Os imperadores têm de contar com esta plebe lamentável e por isso a rodeiam de
atenções. Mas um povo não se habitua à mendicidade e à preguiça sem que a
sua alma seja atingida. Em breve a covardia e a crueldade andarão de mãos
dadas com o vício, e o vício, como diz a sabedoria popular, é a mãe de todos os
males. Já não há quem queira combater nas fronteiras, como não há quem queira
trabalhar a terra. E assim aquela imensa multidão, para se distrair, irá
procurar nos jogos do circo os prazeres que acabam por degradar a sensibilidade
humana." [2]
Muitos dos nossos contemporâneos têm substituído a livre
iniciativa, os seus próprios sonhos e projetos, para viver à custa do Estado,
granjeando benefícios sem passar pelo fardo duro do trabalho; têm
preferido a medíocre política panem et circenses a uma vida de batalha diária
na família, no trabalho ou nos estudos - uma vida de sacrifícios, sim, mas de
muito maior e mais nobre valor moral.
Ao lado desta dependência lamentável do Estado, é crescente
o drama de uma sociedade estéril. Vários países europeus, para conter o
"inverno demográfico", veem-se obrigados a dar incentivos à sua
população para que ela queira ter filhos. O antinatalismo hoje reinante na
Europa é, pouco a pouco, exportado para os países subdesenvolvidos, fazendo com
que as famílias diminuam o número de seus filhos aos limites de seu egoísmo. Há
até um lobby a nível mundial comprometido com a redução em massa da população
do planeta.
Este lobby, pesadamente financiado por grandes organizações
internacionais, não se contenta em distribuir à população os instrumentos para
a contracepção artificial, transformando o sexo em um "parque das
diversões", como também procura implantar, em todo o mundo, o chamado
"aborto livre e seguro". Como causa e consequência disto está o
grande número de mulheres que procuram clínicas para assassinar seus próprios
filhos.
Qualquer semelhança com o decadente Império Romano não é
mera coincidência. "Uma inscrição do tempo de Trajano dá-nos a conhecer
que, de cento e oitenta e um recém-nascidos, cento e setenta e nove são
legítimos, e destes, apenas trinta e cinco são meninas, o que prova
suficientemente a facilidade com que as pessoas se desembaraçavam das meninas e
dos filhos naturais" [3].
Ao fundo de tudo isto, estava a cegueira de um povo que,
ludibriado pelas benesses estatais, divinizava seu imperador. "O culto
imperial não cessará de crescer ao longo dos dois primeiros séculos.
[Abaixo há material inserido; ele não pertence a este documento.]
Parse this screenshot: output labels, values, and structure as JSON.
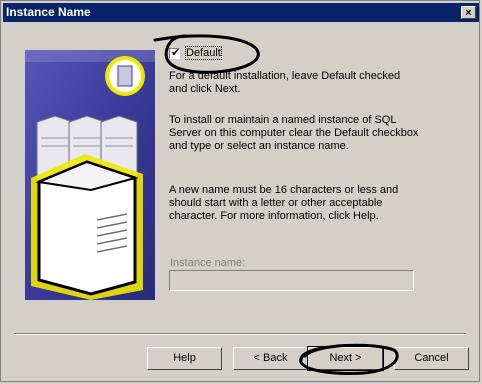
{
  "window": {
    "title": "Instance Name",
    "close_glyph": "×"
  },
  "checkbox": {
    "label": "Default",
    "checked": true,
    "mark": "✔"
  },
  "paragraphs": [
    "For a default installation, leave Default checked and click Next.",
    "To install or maintain a named instance of SQL Server on this computer clear the Default checkbox and type or select an instance name.",
    "A new name must be 16 characters or less and should start with a letter or other acceptable character. For more information, click Help."
  ],
  "instance": {
    "label": "Instance name:",
    "value": ""
  },
  "buttons": {
    "help": "Help",
    "back": "< Back",
    "next": "Next >",
    "cancel": "Cancel"
  },
  "colors": {
    "titlebar": "#0a246a",
    "panel_blue": "#3a3a9a",
    "highlight_yellow": "#f0e800"
  }
}
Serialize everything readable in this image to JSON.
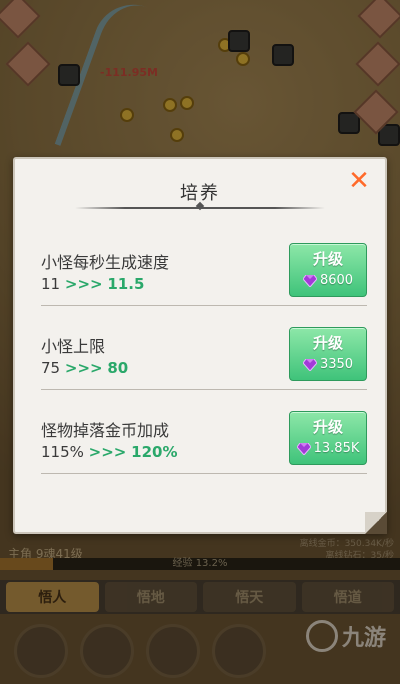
{
  "background": {
    "damage_text": "-111.95M",
    "master_label": "主角 9魂41级",
    "stats_line1": "离线金币：350.34K/秒",
    "stats_line2": "离线钻石：35/秒",
    "exp_text": "经验 13.2%",
    "exp_progress": 0.132,
    "tabs": [
      {
        "label": "悟人",
        "active": true
      },
      {
        "label": "悟地",
        "active": false
      },
      {
        "label": "悟天",
        "active": false
      },
      {
        "label": "悟道",
        "active": false
      }
    ],
    "watermark_text": "九游"
  },
  "dialog": {
    "title": "培养",
    "close_symbol": "✕",
    "rows": [
      {
        "name": "小怪每秒生成速度",
        "current": "11",
        "arrow": ">>>",
        "next": "11.5",
        "button_label": "升级",
        "cost": "8600"
      },
      {
        "name": "小怪上限",
        "current": "75",
        "arrow": ">>>",
        "next": "80",
        "button_label": "升级",
        "cost": "3350"
      },
      {
        "name": "怪物掉落金币加成",
        "current": "115%",
        "arrow": ">>>",
        "next": "120%",
        "button_label": "升级",
        "cost": "13.85K"
      }
    ]
  },
  "colors": {
    "accent_green": "#2aa86a",
    "button_green": "#3fc37a",
    "close_orange": "#ff6a2a",
    "gem_purple": "#a23ad8"
  },
  "icons": {
    "gem": "gem-icon",
    "close": "close-icon"
  }
}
Todos os
sucessivos senhores do Império o estimularão (...) por verem nele, em última
análise, uma forma de lealismo e a expressão visível da dedicação dos súditos
ao seu senhor" [4].
Se é verdade que o culto a personalidades políticas é bem
evidente em países que sofreram com a dominação socialista, todavia o que mais
se assemelha à pretensão romana de uma religião universal é, sem dúvida, o
projeto globalista new age. Em uma das conferências do Milênio promovidas
pela ONU, em 2000, organizou-se uma coalizão chamada United Religions
Initiative ["Iniciativa das Religiões Unidas"], cujo propósito é
nada menos que "superar as religiões dogmáticas" [5], rumo à ereção
de uma nova religião universal.
É claro que esta pretensão internacionalista não pode
conviver pacificamente com a religião cristã, essencialmente dogmática, assim
como a comunidade dos primeiros seguidores de nosso Senhor representava um
verdadeiro insulto ao culto ao Imperador. Novamente, o poder maligno da Besta,
narrado no Apocalipse de São João, manifesta-se em toda a sua impiedade e
malvadeza. Nunca se viu tanto esforço para emular a decadência de um Império.
Referências
DANIEL-ROPS, Henri. A Igreja dos Apóstolos e dos
Mártires. Quadrante: São Paulo, 1988, p. 129.
Ibid., p. 128.
Idem.
Ibid., p. 122.
SANAHUJA, Juan Claudio. Poder Global e Religião
Universal. Campinas: Katechesis/Ecclesiae, p. 72.